Um, how can he do if it isn't possible in the first place? Isn't that a little like a lunatic insisting he can fly and then jumping off a skyscraper? At some point reality really does trump delusion.
Moreover with all our troops (and then some) committed and tied down in the Middle East Bush could not even pull off a military coup(assuming the military would support him, and that I very much doubt). In fact at this point for the remainder of his presidency he is dependent on the suffrance of the American people-- which they will easily grant him as long as does not disturb them any further and they know he will be gone in Jan 2009.

Seymour Hersh, in an interview on NPR this morning, commented that Hillary has a large number of Jewish supporters, and that many of them are very hawkish on Iran. This may explain, in part, her vote for the Kyl-Lieberman resolution.

If Bush attacks Iran now, it will hurt Hillary Clinton in the nomination, and if it turns into the debacle everyone is prediciting, it will hurt the Republicans as well.

But if Bush goes in next fall, during the 2008 presidential campaign, the debacle will not be apparent until after the election. In the meantime, the two presidential candidates will find themselves forced to compete to see who can be the most hawkish on Iran. If Hillary is the Democratic nominee, she will not have a united party behind her.

For whatever reason letting Cheney attack Iran would be an even greater error than the invasion of Iraq.

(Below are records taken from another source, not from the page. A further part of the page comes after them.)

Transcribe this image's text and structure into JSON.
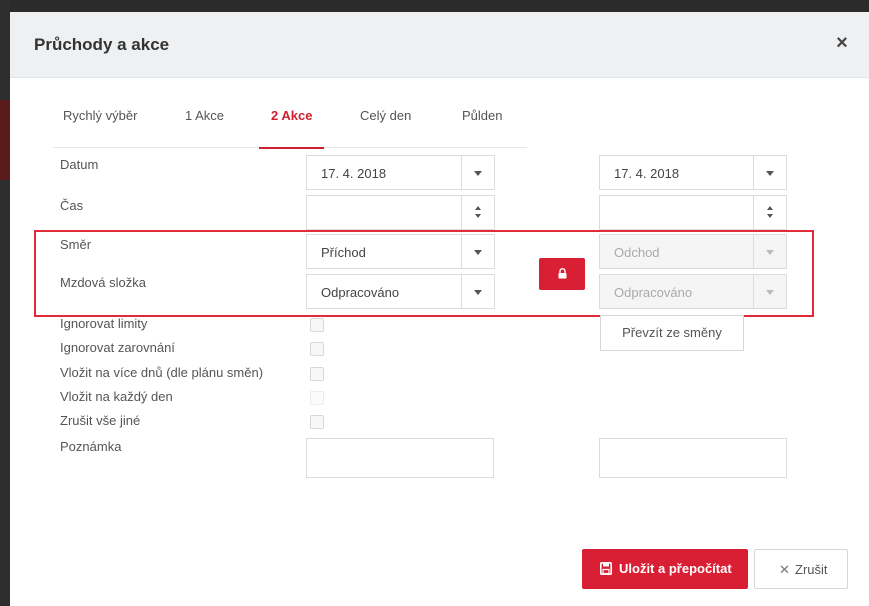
{
  "dialog": {
    "title": "Průchody a akce"
  },
  "tabs": [
    {
      "label": "Rychlý výběr"
    },
    {
      "label": "1 Akce"
    },
    {
      "label": "2 Akce"
    },
    {
      "label": "Celý den"
    },
    {
      "label": "Půlden"
    }
  ],
  "active_tab": "2 Akce",
  "labels": {
    "datum": "Datum",
    "cas": "Čas",
    "smer": "Směr",
    "mzdova_slozka": "Mzdová složka",
    "ignorovat_limity": "Ignorovat limity",
    "ignorovat_zarovnani": "Ignorovat zarovnání",
    "vlozit_vice_dnu": "Vložit na více dnů (dle plánu směn)",
    "vlozit_kazdy_den": "Vložit na každý den",
    "zrusit_vse_jine": "Zrušit vše jiné",
    "poznamka": "Poznámka"
  },
  "left": {
    "datum": "17. 4. 2018",
    "cas": "",
    "smer": "Příchod",
    "mzdova_slozka": "Odpracováno"
  },
  "right": {
    "datum": "17. 4. 2018",
    "cas": "",
    "smer": "Odchod",
    "mzdova_slozka": "Odpracováno"
  },
  "buttons": {
    "prevzit": "Převzít ze směny",
    "save": "Uložit a přepočítat",
    "cancel": "Zrušit"
  },
  "colors": {
    "accent": "#d91f33",
    "highlight_border": "#e02b3a"
  }
}
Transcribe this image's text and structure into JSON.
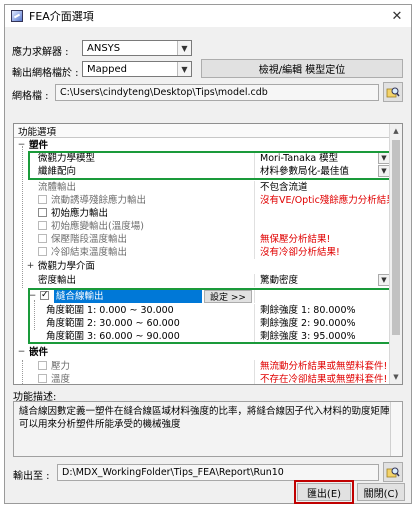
{
  "window": {
    "title": "FEA介面選項"
  },
  "solver": {
    "label": "應力求解器 :",
    "value": "ANSYS"
  },
  "mesh": {
    "label": "輸出網格檔於 :",
    "value": "Mapped",
    "button_label": "檢視/編輯 模型定位"
  },
  "mesh_file": {
    "label": "網格檔 :",
    "path": "C:\\Users\\cindyteng\\Desktop\\Tips\\model.cdb"
  },
  "options": {
    "header": "功能選項",
    "rows": [
      {
        "col1": "塑件",
        "col2": ""
      },
      {
        "col1": "微觀力學模型",
        "col2": "Mori-Tanaka 模型"
      },
      {
        "col1": "纖維配向",
        "col2": "材料參數局化-最佳值"
      },
      {
        "col1": "流體輸出",
        "col2": "不包含流道"
      },
      {
        "col1": "流動誘導殘餘應力輸出",
        "col2": "沒有VE/Optic殘餘應力分析結果!"
      },
      {
        "col1": "初始應力輸出",
        "col2": ""
      },
      {
        "col1": "初始應變輸出(溫度場)",
        "col2": ""
      },
      {
        "col1": "保壓階段溫度輸出",
        "col2": "無保壓分析結果!"
      },
      {
        "col1": "冷卻結束溫度輸出",
        "col2": "沒有冷卻分析結果!"
      },
      {
        "col1": "微觀力學介面",
        "col2": ""
      },
      {
        "col1": "密度輸出",
        "col2": "驚動密度"
      },
      {
        "col1": "縫合線輸出",
        "col2": "",
        "button": "設定 >>"
      },
      {
        "col1": "角度範圍 1:  0.000 ~ 30.000",
        "col2": "剩餘強度 1: 80.000%"
      },
      {
        "col1": "角度範圍 2: 30.000 ~ 60.000",
        "col2": "剩餘強度 2: 90.000%"
      },
      {
        "col1": "角度範圍 3: 60.000 ~ 90.000",
        "col2": "剩餘強度 3: 95.000%"
      },
      {
        "col1": "嵌件",
        "col2": ""
      },
      {
        "col1": "壓力",
        "col2": "無流動分析結果或無塑料套件!"
      },
      {
        "col1": "溫度",
        "col2": "不存在冷卻結果或無塑料套件!"
      }
    ]
  },
  "description": {
    "label": "功能描述:",
    "text": "縫合線因數定義一塑件在縫合線區域材料強度的比率，將縫合線因子代入材料的勁度矩陣可以用來分析塑件所能承受的機械強度"
  },
  "output": {
    "label": "輸出至 :",
    "path": "D:\\MDX_WorkingFolder\\Tips_FEA\\Report\\Run10"
  },
  "buttons": {
    "export": "匯出(E)",
    "close": "關閉(C)"
  },
  "colors": {
    "highlight_green": "#1a9a3a",
    "highlight_red": "#c00000",
    "selection_blue": "#0078d7",
    "warning_red": "#e00000"
  }
}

Dan K - great post. Once again, I will say that the best way to flank the insanity coming from the White House is to bring articles of impeachment against Cheney as soon as possible. Even if it doesn't suceed, you are putting the chief architect and point man for widening the clusterf!ck that is Iraq into Iran on the defensive. This malevalent toad must simply be neutralized, forced to resign, impeached - whatever, but cowardly Dems avoid this issue to the existential peril of our country.

I've come to believe the overall thrust of the admin's policy in SW Asia is not simply about oil, or enriching cronies, but fundamentally about stoking chaos and an arc of crisis thruout Eurasia. It is the Great Game again, aimed at the muslim countries in that crescent, yes, but really aimed at the emerging Eurasia powers of India, China and Russia. The potential for these countries to ally together for development and against the US/British axis is what most worries the long-term "thinkers" in the Anglo-American camp. The Islamofascist meme is just a cover and smokescreen to avert attention away from the big game.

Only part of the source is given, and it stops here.